Non‑Linear Regression

Not all relationships are linear. Many processes exhibit curvature, thresholds, diminishing returns, or exponential behavior. When a straight line cannot adequately describe the relationship between inputs and outputs, non‑linear regression becomes essential. 

Non‑linear regression models take many forms—exponential, logarithmic, polynomial, logistic, and more. The key is that the relationship between the predictor and response is not a straight line. For example, cycle time may decrease rapidly with initial increases in staffing but level off beyond a certain point. Temperature may influence yield in a curved pattern, with both low and high temperatures producing poor results. 

Non‑linear regression allows you to model these patterns accurately. It provides a better fit, more realistic predictions, and deeper insight into how the process behaves. However, non‑linear models require more care. They often involve iterative estimation methods, can be sensitive to starting values, and may converge to local rather than global solutions. 

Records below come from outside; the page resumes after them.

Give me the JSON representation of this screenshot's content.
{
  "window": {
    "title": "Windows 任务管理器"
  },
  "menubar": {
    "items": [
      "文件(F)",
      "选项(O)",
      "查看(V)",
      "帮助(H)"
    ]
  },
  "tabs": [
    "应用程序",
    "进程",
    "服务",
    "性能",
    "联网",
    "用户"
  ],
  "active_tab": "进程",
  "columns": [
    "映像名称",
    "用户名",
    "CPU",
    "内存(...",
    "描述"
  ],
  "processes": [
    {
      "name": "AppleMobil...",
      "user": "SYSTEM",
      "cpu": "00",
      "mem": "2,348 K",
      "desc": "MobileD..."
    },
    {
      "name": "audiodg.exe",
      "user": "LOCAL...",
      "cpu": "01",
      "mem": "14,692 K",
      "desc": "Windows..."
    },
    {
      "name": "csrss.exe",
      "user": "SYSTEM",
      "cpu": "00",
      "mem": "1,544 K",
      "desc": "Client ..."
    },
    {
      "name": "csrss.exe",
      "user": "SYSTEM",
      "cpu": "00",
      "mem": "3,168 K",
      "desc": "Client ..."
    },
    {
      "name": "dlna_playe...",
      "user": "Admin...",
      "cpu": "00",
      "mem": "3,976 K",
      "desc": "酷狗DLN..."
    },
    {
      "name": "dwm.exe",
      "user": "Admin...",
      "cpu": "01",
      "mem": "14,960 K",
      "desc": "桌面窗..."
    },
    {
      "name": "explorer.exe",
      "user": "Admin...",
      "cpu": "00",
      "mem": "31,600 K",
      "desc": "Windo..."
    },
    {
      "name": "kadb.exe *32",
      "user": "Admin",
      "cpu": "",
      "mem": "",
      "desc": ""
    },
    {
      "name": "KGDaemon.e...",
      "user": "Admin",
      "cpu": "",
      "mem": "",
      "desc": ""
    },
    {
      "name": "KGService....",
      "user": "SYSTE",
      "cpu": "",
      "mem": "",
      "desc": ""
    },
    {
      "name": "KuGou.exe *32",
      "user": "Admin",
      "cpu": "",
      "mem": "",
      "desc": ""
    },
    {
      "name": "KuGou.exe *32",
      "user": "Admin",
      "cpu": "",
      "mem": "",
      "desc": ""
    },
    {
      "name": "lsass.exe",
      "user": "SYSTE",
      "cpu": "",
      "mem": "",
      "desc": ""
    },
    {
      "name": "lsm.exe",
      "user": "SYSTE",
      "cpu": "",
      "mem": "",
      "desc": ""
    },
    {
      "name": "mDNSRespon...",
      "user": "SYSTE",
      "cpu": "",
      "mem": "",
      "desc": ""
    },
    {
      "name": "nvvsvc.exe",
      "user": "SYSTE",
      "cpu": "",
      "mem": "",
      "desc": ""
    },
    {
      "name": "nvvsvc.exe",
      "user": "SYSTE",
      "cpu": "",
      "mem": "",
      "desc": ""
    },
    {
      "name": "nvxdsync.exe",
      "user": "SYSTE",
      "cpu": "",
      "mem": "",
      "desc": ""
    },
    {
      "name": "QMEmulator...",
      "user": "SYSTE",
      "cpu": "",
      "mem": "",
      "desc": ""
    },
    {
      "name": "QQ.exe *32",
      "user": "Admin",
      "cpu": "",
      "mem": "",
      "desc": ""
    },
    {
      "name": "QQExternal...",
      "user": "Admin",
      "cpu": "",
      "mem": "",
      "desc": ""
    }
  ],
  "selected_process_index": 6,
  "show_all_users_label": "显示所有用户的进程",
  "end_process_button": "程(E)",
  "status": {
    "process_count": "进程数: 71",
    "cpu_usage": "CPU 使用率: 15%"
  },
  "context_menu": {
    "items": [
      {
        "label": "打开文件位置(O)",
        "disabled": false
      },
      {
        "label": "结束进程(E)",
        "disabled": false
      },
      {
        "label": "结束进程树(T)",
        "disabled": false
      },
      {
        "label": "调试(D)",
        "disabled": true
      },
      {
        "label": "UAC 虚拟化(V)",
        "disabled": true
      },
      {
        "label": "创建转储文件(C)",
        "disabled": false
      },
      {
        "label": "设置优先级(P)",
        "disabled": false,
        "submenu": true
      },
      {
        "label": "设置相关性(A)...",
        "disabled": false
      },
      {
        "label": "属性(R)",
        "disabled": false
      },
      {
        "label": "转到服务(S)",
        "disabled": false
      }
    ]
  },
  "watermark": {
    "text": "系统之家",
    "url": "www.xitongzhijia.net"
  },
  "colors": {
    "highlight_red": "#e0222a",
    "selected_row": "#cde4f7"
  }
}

Interpreting non‑linear models also requires nuance. Coefficients may not have simple, intuitive meanings. Visual tools—such as fitted curves and residual plots—are essential for understanding the model’s behavior. 

In the Improve phase, non‑linear regression is invaluable when linear models fail to capture the true nature of the process. It helps you design improvements that align with the actual shape of the relationship, ensuring that your interventions are both effective and efficient.